Directly afterward, Irma actually mitigated that sense of pervasive doom in many clients, says Angela Lopez, a psychotherapist and outpatient clinical supervisor for the David Lawrence Center. “For those individuals who didn’t experience a dramatic loss, if their basic needs continue to be met, then indeed growth can go on.” Clients realized that there really is help available. Their faith in humanity was restored.

Many people actively struggling with other issues can gain focus in this type of crisis, said Laura Guarino, community action team clinical manager for SalusCare. “(Clients) were forced to cope with situations beyond their control. So they worked with their families and the natural supports they had, like the community and their friends, and got through it.”

With Irma bearing down, “they weren’t focused on their primary problems and they had to take one day at a time”—which is the best way to disengage from any addiction or acute stressor.

But “one day at a time” is challenging. A contagion can take hold in a crisis, says Stacey Brown, a licensed mental health counselor in Fort Myers. “People who have never been through this were in hunter-gatherer mode,” she says. Some were panicking and scurrying about to stock up before the storm was anywhere near. People around them then get anxious.

Brown says she noticed that “people who had been investing in self-care seemed to have more confidence in their decisions and were better able to focus and get things done.”

People also had to confront their acquisitiveness.

“Just about everybody who goes through a hurricane thinks, ‘Wow, I have too much stuff,’” Brown says. “So there’s a purification that goes on.

“It’s almost like a controlled burn.
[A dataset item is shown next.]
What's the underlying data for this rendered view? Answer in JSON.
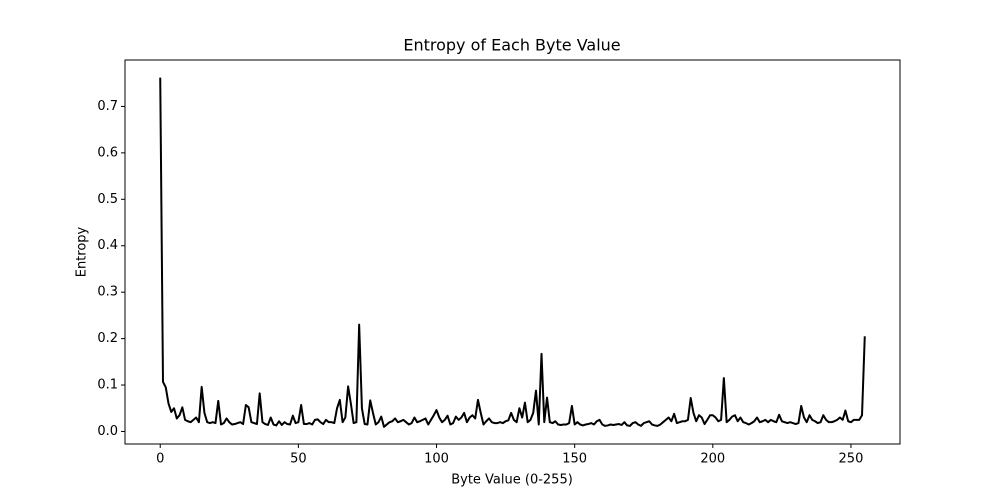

After big changes in life, you’re laid off, get divorced, you look at your surroundings differently. There’s an evaluation that goes on, and that’s a very positive thing.”

Unfortunately, though, “typical coping skills often don’t work for people whose basic needs (for things like food and shelter) aren’t met,” Guarino says.

SalusCare facilities closed for a week for Irma. During that time, the main contact line received so many messages from people seeking help that the recording space was exhausted, Guarino says.

But afterward, “Ninety five out of 100 people have told me they learned to be grateful for what they have,” says Dr. Adrienne Eisner, a psychiatrist and medical director for outpatient services at SalusCare.

If only that feeling didn’t tend to be fleeting.

“Part of the process of therapy is to help people hold onto that feeling,” Lopez says.


Try This

For do-it-yourselfers, here are some takeaways from local counselors that may help before, during and after a future crisis.


• Stay connected with family and friends as a kind of emotional insurance.

• Take care of yourself and maintain healthy habits to stay grounded.

• Distract yourself by doing things you like while you are anticipating the stress of a hurricane or other traumatic event, and afterward. Go to the gym, go to the movies, spend time with pets or outdoors.

During and after:

• Don’t spend too much time on social media. “With such different stories and different versions of everything, social media tended to exacerbate people’s fears” during the recent hurricane, Guarino says.

• Stay around people with whom you feel comfortable. “I’m not a believer in blood being thicker than water,” Eisner says. “Friends can be more valuable than family.”

• Do not watch the news or a weather channel or check a weather app continuously. Of course you’ll want to stay informed if you need to make decisions, but it’s not necessary to be glued to a device to do that.

• Be aware of your own moods and patterns of behavior and try to regulate your emotions. Acknowledge and accept the fact that you may be off balance. If you used substances you were trying to quit or otherwise backslid on a health program, forgive yourself and get back on track. You’ll be stronger now.